Ademais, retira-se do segmento das declarações prestadas para memória futura da testemunha C... , que a testemunha D... não presenciou nenhum dos factos, pois chegou após a discussão. 

Tendo em conta todo o supra exposto, o quadro de intrigas e desavenças, desde o término da relação entre Recorrente e Recorrida, ainda que a conduta dada como provada tivesse sido perpetrada pelo arguido, a mesma não configuraria o preenchimento do ilícito típico do crime p. e p. pelo art.170.º do Código Penal, na medida em que não reúne os requisitos objetivos e subjetivos mencionados na norma.

Vejamos.

Tal como dissemos aquando do conhecimento da questão anterior, estamos já no âmbito da subsunção dos factos dados como provados ao tipo penal imputado ao arguido, no caso o de importunação sexual.

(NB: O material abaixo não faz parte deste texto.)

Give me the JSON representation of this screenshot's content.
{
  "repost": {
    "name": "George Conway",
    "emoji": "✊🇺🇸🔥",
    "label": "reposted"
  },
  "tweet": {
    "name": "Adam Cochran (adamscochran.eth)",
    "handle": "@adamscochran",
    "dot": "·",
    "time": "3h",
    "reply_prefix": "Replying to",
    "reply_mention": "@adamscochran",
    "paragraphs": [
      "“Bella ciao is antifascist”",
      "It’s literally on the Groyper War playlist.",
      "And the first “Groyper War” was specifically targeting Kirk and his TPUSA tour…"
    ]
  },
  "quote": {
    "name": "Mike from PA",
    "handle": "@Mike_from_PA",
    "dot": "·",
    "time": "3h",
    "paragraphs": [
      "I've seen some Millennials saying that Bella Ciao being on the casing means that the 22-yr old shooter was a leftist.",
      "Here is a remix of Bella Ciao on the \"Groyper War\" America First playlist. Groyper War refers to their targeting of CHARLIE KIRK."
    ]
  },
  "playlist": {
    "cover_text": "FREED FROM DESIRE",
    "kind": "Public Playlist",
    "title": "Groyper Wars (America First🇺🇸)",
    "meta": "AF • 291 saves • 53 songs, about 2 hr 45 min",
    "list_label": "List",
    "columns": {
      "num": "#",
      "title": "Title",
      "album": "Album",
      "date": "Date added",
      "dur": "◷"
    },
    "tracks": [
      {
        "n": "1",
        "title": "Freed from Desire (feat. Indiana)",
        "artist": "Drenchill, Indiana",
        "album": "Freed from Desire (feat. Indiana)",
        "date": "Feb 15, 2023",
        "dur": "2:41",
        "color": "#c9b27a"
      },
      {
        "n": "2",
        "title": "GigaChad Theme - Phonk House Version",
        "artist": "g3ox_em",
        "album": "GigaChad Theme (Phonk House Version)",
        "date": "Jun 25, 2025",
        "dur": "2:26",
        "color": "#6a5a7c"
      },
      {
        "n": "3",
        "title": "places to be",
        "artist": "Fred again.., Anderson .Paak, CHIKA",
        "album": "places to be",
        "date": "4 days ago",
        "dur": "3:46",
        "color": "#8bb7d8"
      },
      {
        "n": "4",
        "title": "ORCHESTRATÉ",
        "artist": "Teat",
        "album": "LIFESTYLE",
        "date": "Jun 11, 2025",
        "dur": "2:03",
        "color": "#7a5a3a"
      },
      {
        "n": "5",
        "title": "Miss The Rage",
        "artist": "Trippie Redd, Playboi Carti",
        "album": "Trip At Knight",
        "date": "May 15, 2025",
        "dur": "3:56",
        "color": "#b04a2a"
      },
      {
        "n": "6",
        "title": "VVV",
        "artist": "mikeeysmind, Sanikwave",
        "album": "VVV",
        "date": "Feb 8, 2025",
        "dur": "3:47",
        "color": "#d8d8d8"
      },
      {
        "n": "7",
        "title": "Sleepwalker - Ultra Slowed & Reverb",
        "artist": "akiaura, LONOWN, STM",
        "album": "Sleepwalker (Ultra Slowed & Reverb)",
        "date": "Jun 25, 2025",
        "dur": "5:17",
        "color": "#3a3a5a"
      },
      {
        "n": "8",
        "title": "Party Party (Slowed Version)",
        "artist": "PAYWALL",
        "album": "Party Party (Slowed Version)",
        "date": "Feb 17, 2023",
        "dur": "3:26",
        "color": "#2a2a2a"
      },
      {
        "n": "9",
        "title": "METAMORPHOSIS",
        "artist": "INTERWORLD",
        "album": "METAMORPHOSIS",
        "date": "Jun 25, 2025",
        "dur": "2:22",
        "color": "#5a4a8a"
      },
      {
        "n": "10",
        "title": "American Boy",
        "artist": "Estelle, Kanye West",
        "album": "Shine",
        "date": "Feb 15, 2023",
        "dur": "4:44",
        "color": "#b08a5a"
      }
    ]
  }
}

Transcrever na motivação do recurso segmentos das declarações prestadas para memória futura pela testemunha C... de onde resultará que a testemunha D... não presenciou nenhum dos factos, pois terá chegado após a discussão, é querer regressar à impugnação da matéria de facto. O mesmo acontece na parte em que o recorrente, através da indicação de segmentos na gravação das declarações da assistente A... e do depoimento da testemunha D... , que transcrevem na motivação do recurso, a factualidade dada como provada relativa à importunação, incómodo e constrangimento. 

De todo o modo, foi já objeto de análise e a matéria de facto mostra-se definitivamente fixada.

Avançando, diremos a respeito do crime de importunação sexual, que o art.170.º do Código Penal, estabelecia à data dos factos, e ainda estabelece na parte em apreciação, que « Quem importunar outra pessoa, praticando perante ela atos de carácter exibicionista, (…) ou constrangendo-a a contacto de natureza sexual, é punido com pena de prisão até 1 ano ou com pena de multa até 120 dias, se pena mais grave lhe não couber por força de outra disposição legal.».

Este crime encontra-se inserido nos «crimes contra a liberdade sexual», dentro do título mais vasto dos «crimes contra as pessoas».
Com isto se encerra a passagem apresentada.